Miren ustedes, para hablar de Madrid hay que conocer Madrid. Y quien conoce Madrid sabe que en esta ciudad de acogida, multicultural y abierta, los “madrileños” son minoría. Aquí vivimos cientos de miles de gallegos, asturianos, vascos, catalanes, canarios, andaluces, extremeños, murcianos, leoneses, manchegos… Somos muchos más los perros famélicos que hemos venido a alimentarnos de Madrid que los gatos (como se les llama a los madrileños de pura cepa, cuyos padres y abuelos son naturales de aquí), difíciles de encontrar. Y esa una de las razones por las que siempre me he sentido como en casa, porque Madrid me recuerda al Vigo en el que nací y crecí, en el que cada viernes, al atardecer, mis compañeros de colegio marchaban con sus padres y volvían los domingos por la noche cargados de patatas,  grelos, pollos… Decían que iban a la aldea, y yo no sabía qué era eso, porque éramos de Vigo, de varias generaciones. Así que para mí no es raro vivir en una ciudad en la que los nativos son los extraños y los parias, los que ven como cada fin de semana su vecindario se vacía.
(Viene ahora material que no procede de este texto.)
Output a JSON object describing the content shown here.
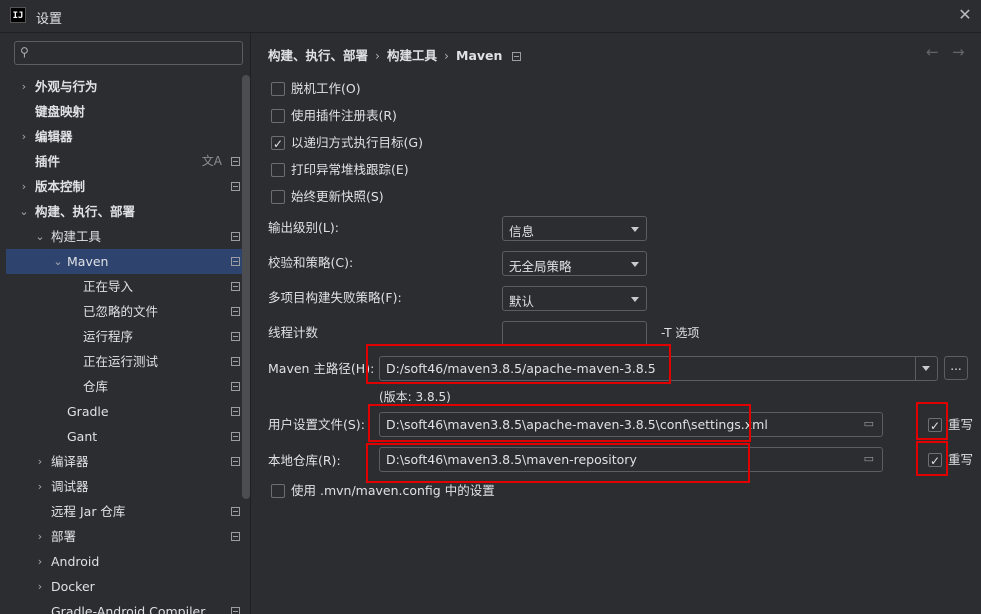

Hay dos tipos de personas que marchan de Madrid cada viernes o víspera de festivo: los que no somos de Madrid (la mayoría) y la clase alta madrileña que disfruta de chalés en la sierra (una minoría en un área metropolitana de 6,5 millones de habitantes). Los atascos en las vías de salida de la capital son un clásico, una costumbre, una tradición, un ritual, una manera de vida. Millares de toledanos vuelven a las villas y aldeas de las que proceden; también segovianos, abulenses, guadalajareños, conquenses, sorianos… Son los más próximos a sus residencias de origen y no pierden un fin de semana o un puente festivo en Madrid; marchan y vuelven los domingos al anochecer, cargados de suministros (cómo hacían ourensanos y lucenses en Vigo). Son, también, los que hicieron crecer el área metropolitana, los que ocuparon lo que llaman ciudades dormitorio, un cinto de urbes que rodean la capital y que hoy dibujan un paisaje uniforme en el que predomina el ocre ladrilloso donde hasta no hace mucho había pequeñas villas casi aisladas: Móstoles, Fuenlabrada, Alcalá de Henares, Leganés, Getafe, Alcorcón, Torrejón de Ardoz, Parla, Alcobendas, Las Rozas, San Sebastián de los Reyes, Pozuelo de Alarcón, Coslada, Valdemoro, Majadahonda… Hoy, algunas de estas urbes emergentes –en las que se asienta principalmente la clase obrera– son casi tan grandes como Vigo o A Coruña y todas, tanto o más populosas que Santiago de Compostela, Ourense, Lugo, Pontevedra y Ferrol.

Luego están, como decía, los privilegiados que tienen segundas residencias en la sierra madrileña. Tampoco fallan cada viernes al ritual de huida de la ciudad. Podemos abrir el abanico y ampliar este grupo al de los nativos madrileños que escapan, llegados los puentes festivos y las vacaciones, a la costa, donde ocupan segundas residencias, casas y pisos vacacionales de alquiler, hoteles, campings, albergues… Son los que forman parte de esa fauna exótica –para algunos, invasora– que cada Semana Santa y verano se desplaza en procesión hacia las zonas de playa de Galicia, del Cantábrico, del Levante, Andalucía, Baleares y Canarias.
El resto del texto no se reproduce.